Bu sahaların orman tahribatına yol açması tarım ve hayvansal ürün üretimini de olumsuz etkileyip gıda güvenliğini tehdit etmektedir.
İşletmelerin atıkları yüzünden bölgede yaşayan yabani hayvanların yaşam alanı da gittikçe daralmaktadır.
Taş ocaklarında taşların kesilme işleminde açığa çıkan kireçli sular, bulunduğu vadiyi tahrip etmektedir.
Taş ocaklarında sürekli bulunan tozlar bitkilerin üzerine yayıldıkları için döllenmeyi azaltıyor. Taş ocaklarından sonra örneğin Finike bölgesindeki portakal ve nar veriminin %35 civarında azaldığını biliyoruz.

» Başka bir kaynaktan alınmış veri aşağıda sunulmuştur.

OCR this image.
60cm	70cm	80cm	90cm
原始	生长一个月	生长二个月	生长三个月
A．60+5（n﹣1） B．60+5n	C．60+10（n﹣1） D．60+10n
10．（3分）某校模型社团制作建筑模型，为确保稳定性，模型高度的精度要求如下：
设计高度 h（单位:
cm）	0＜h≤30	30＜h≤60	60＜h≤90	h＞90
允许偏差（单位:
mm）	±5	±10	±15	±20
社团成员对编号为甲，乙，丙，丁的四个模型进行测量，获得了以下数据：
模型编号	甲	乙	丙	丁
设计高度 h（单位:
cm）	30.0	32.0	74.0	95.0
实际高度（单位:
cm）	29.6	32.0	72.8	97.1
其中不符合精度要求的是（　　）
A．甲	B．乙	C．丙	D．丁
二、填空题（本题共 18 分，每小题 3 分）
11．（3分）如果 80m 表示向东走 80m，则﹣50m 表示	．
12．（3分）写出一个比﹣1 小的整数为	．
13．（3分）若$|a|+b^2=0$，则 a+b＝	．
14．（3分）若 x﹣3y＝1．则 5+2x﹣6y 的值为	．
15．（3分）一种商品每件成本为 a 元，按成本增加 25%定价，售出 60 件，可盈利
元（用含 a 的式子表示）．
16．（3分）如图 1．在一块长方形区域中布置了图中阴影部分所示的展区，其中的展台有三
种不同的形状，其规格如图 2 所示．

Ayrıca taş ocağından arta kalan çukurlar, arazinin yeraltı suyu akışını engellemektedir. Çukurlar ağaçlandırılamadığı için çöp ve kirletici atıklar yeraltı sularına sızarak, içme sularını kirletmektedirler.
Altın madencilik işletmelerinin de her aşamasının doğaya ve canlılara verdiği zararları Tema Vakfı, ayrıntılı bir şekilde anlatmıştı.

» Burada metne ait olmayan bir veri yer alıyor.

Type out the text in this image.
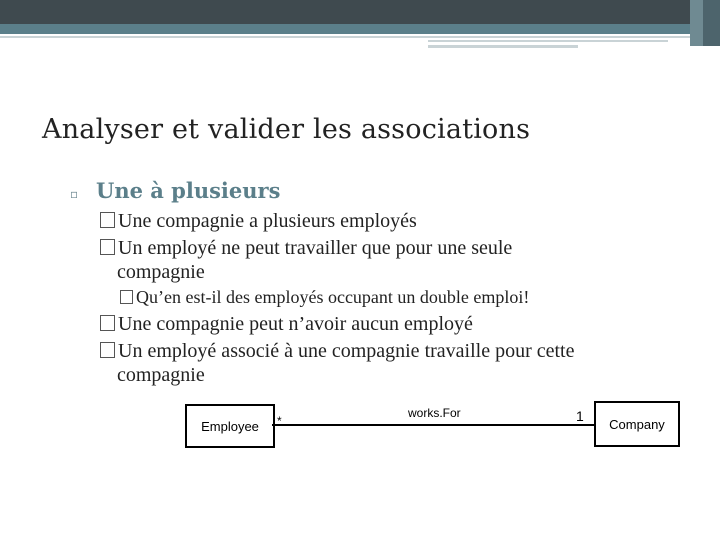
Analyser et valider les associations
▫ Une à plusieurs
Une compagnie a plusieurs employés
Un employé ne peut travailler que pour une seule
compagnie
Qu’en est-il des employés occupant un double emploi!
Une compagnie peut n’avoir aucun employé
Un employé associé à une compagnie travaille pour cette
compagnie
Employee *
works.For	1 Company
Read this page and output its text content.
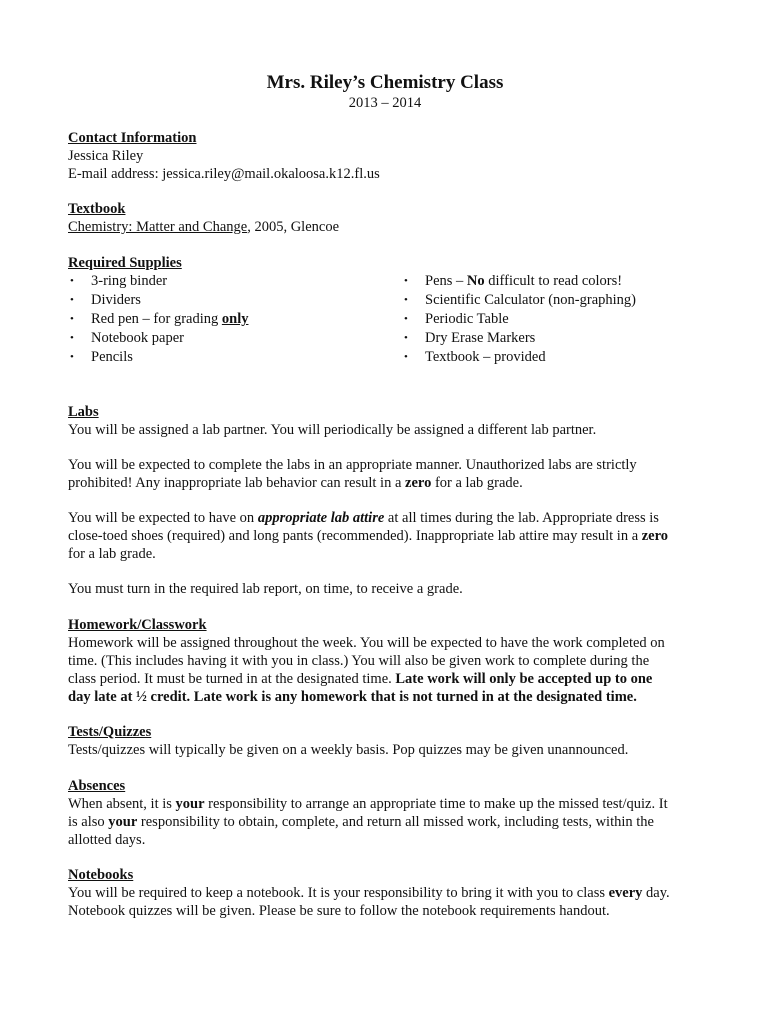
Mrs. Riley’s Chemistry Class
2013 – 2014
Contact Information
Jessica Riley
E-mail address: jessica.riley@mail.okaloosa.k12.fl.us
Textbook
Chemistry: Matter and Change, 2005, Glencoe
Required Supplies
• 3-ring binder
• Dividers
• Red pen – for grading only
• Notebook paper
• Pencils
• Pens – No difficult to read colors!
• Scientific Calculator (non-graphing)
• Periodic Table
• Dry Erase Markers
• Textbook – provided
Labs
You will be assigned a lab partner. You will periodically be assigned a different lab partner.
You will be expected to complete the labs in an appropriate manner. Unauthorized labs are strictly
prohibited! Any inappropriate lab behavior can result in a zero for a lab grade.
You will be expected to have on appropriate lab attire at all times during the lab. Appropriate dress is
close-toed shoes (required) and long pants (recommended). Inappropriate lab attire may result in a zero
for a lab grade.
You must turn in the required lab report, on time, to receive a grade.
Homework/Classwork
Homework will be assigned throughout the week. You will be expected to have the work completed on
time. (This includes having it with you in class.) You will also be given work to complete during the
class period. It must be turned in at the designated time. Late work will only be accepted up to one
day late at ½ credit. Late work is any homework that is not turned in at the designated time.
Tests/Quizzes
Tests/quizzes will typically be given on a weekly basis. Pop quizzes may be given unannounced.
Absences
When absent, it is your responsibility to arrange an appropriate time to make up the missed test/quiz. It
is also your responsibility to obtain, complete, and return all missed work, including tests, within the
allotted days.
Notebooks
You will be required to keep a notebook. It is your responsibility to bring it with you to class every day.
Notebook quizzes will be given. Please be sure to follow the notebook requirements handout.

Ülkemizde bu tür faaliyetlere karşı ses getiren direnişler yaşandı ve yaşanıyor.
Örneğin 1996 yılında İzmir Bergama’da Türkiye’nin ilk altın madenine karşı yürütülen uzun soluklu direniş yaşandı. O günden bugüne gündemden düşmeyen Bergama’da binlerce zeytin ağacının kesildiği ve ülkemizde üretimi en yoğun olan çam fıstığı üretiminin bitme noktasında olduğu belirtiliyor. Ayrıca maden ocağının, yörede yaşayan insanlarda birçok sağlık sorunlarına neden olduğu belirtiliyor.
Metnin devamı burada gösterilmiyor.